The Participation Award

By God’s grace, you made it to heaven, and now you’re at the Awards Ceremony of the Heavenly Banquet.

St. Peter’s the emcee of the event. He’s been calling out the names of the elect and handing out awards for what feels like the last forty days and forty nights. There have been prizes for all kinds of saintly feats. In the last ten minutes alone, he’s announced the Most Zealous Preacher (St. Dominic, of course), Most Improved Player (St. Paul), Most SPIs (Souls Prayed In), Most Hours Spent Hearing Confessions in One Day (St. Padre Pio, who held the record at thirty-six, but he had been bi-locating), and Most Devout First Communion (Bl. Imelda). Now St. Peter calls your name and from the back table you can hear your great-aunt give a loud, encouraging hoot. What award will I get? you think, as you make your way to the front of the room. Most Penitential Morning Commute? Most Meritorious Diaper Change? Silliest Spontaneous Prayer?

“Congratulations on receiving the Participation Award,” St. Peter says, and hands you an eight-by-eleven paper certificate.

You politely thank St. Peter and shuffle back to your seat embarrassed, recalling the time in fifth grade when Mrs. Moorhen gave you a green sock puppet as a participation prize after the school spelling bee. On your way back, you pass the next person going up to receive his award. It’s St. Sebastian, covered in arrows from his holy death. Great, you think (in a charitable sort of way), He’s probably going to get Most Manly Martyrdom. But as you’re sitting down, you hear St. Peter say, “Sebastian, congratulations on receiving the Participation Award.” And St. Sebastian gives him a manly handshake. When St. Peter calls the next person (who happens to be Mrs. Moorhen), the same thing happens: “Doris, congratulations on receiving the Participation Award.” Over the course of the next few hours, the only award given is for participation, and even the saints whose names had been called before come up again to receive their certificate.

Then, St. Peter calls a name everyone recognizes: “The Blessed Virgin Mary.” At the sound of her name, the crowd erupts in thunderous applause. In the back, your great aunt is jumping up and down on a table with a Carmelite nun chanting “Hail Mary! Hail Mary! Hail Mary!” Everyone’s cheering for the Mother of God. As Mary reaches St. Peter, an old hermit shushes the crowd and the heavenly hall falls silent.

“Congratulations on receiving the Participation Award,” St. Peter says, and hands Our Lady an eight-by-eleven paper certificate.

***

Why are the blessed in heaven praised for their participation? Doesn’t that sound a little, well, lame for heaven? It’s akin to “damning with faint praise,” as the Bard says.

For the saints, a Participation Award is not given as a self-esteem booster (though, to be clear, there’s not really an Award Ceremony in heaven, as far as I know), but as a reflection of the reality of sanctity. For participation (on a metaphysical level) best describes the way that the saints (and all creatures, for that matter) relate to God.

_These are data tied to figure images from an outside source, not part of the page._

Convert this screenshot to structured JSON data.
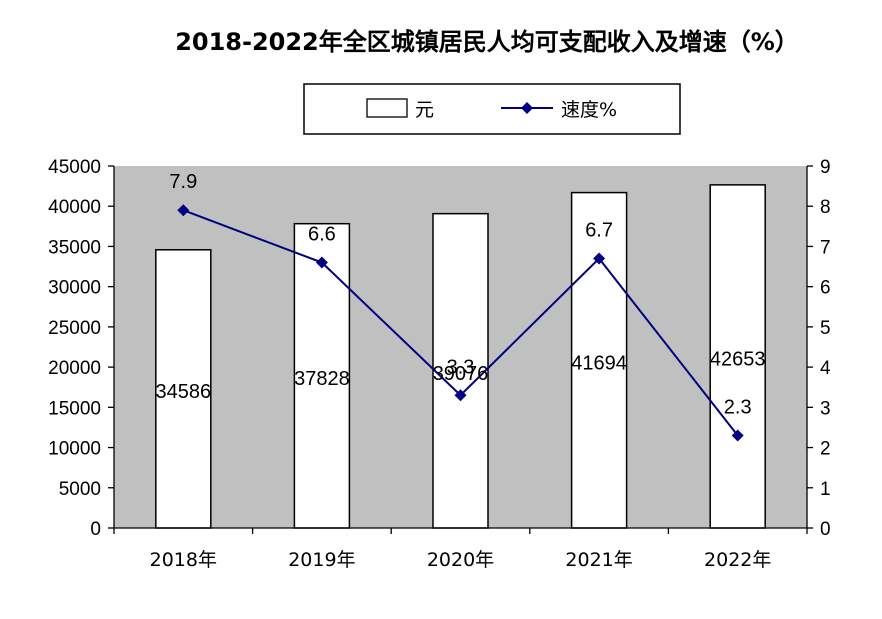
{
  "chart_data": {
    "type": "bar",
    "title": "2018-2022年全区城镇居民人均可支配收入及增速（%）",
    "categories": [
      "2018年",
      "2019年",
      "2020年",
      "2021年",
      "2022年"
    ],
    "series": [
      {
        "name": "元",
        "type": "bar",
        "axis": "left",
        "values": [
          34586,
          37828,
          39076,
          41694,
          42653
        ]
      },
      {
        "name": "速度%",
        "type": "line",
        "axis": "right",
        "values": [
          7.9,
          6.6,
          3.3,
          6.7,
          2.3
        ]
      }
    ],
    "ylim": [
      0,
      45000
    ],
    "y_ticks": [
      "0",
      "5000",
      "10000",
      "15000",
      "20000",
      "25000",
      "30000",
      "35000",
      "40000",
      "45000"
    ],
    "y2lim": [
      0,
      9
    ],
    "y2_ticks": [
      "0",
      "1",
      "2",
      "3",
      "4",
      "5",
      "6",
      "7",
      "8",
      "9"
    ],
    "xlabel": "",
    "ylabel": "",
    "grid": false,
    "legend": "top",
    "colors": {
      "plot_bg": "#c0c0c0",
      "bar_fill": "#ffffff",
      "line": "#000080",
      "axis": "#000000"
    }
  }
}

To participate means to take a part of something, or more precisely, to receive and possess in a partial way what belongs to somebody else in a total way. On a natural level, every creature that exists participates in God, who is Existence Itself. The act of existing belongs totally to God. Creatures only exist in a partial way. Their being doesn’t comprise the whole spectrum of existence like God does. Rather, they receive a share in His existence. They participate in God, who revealed himself to Moses as the One Who Is: “I AM WHO AM” (Exod 3:14). Every creature exists because it takes part in God’s existence. To quote St. Thomas Aquinas, “All beings apart from God are not their own being, but are beings by participation,” while God “possesses being most perfectly” (ST I. 44. 1).

While everything that is participates in God’s being, everyone who is holy participates in God’s holiness, by receiving the gift of grace and so taking part in God’s Divine Life. For to be holy is to participate in the eternal life of God, a foretaste of heaven. This is why everyone in heaven gets the Participation Award. Not as an affirming acknowledgment for what they have achieved, but as a reflection of the way God has chosen to save them—that is, by letting them share in the joy of His heavenly life.

The saints want to be known merely for participating in God. Participation is what they aim for. We hear this in St. Paul’s boast: “I have been crucified with Christ; it is no longer I who live, but Christ who lives in me” (Gal 2:20); in St. John the Baptist’s mission statement: “He must increase, but I must decrease” (Jn 3:30); in God the Father’s revelation to St. Catherine of Siena: “You are she who is not, I am he who is.”

Most especially we hear it in Mary’s song of praise—the canticle that will echo through the Church for all generations: “My soul magnifies the Lord, and my spirit rejoices in God my Savior, for he has regarded the low estate of his handmaiden” (Lk 1:46-48).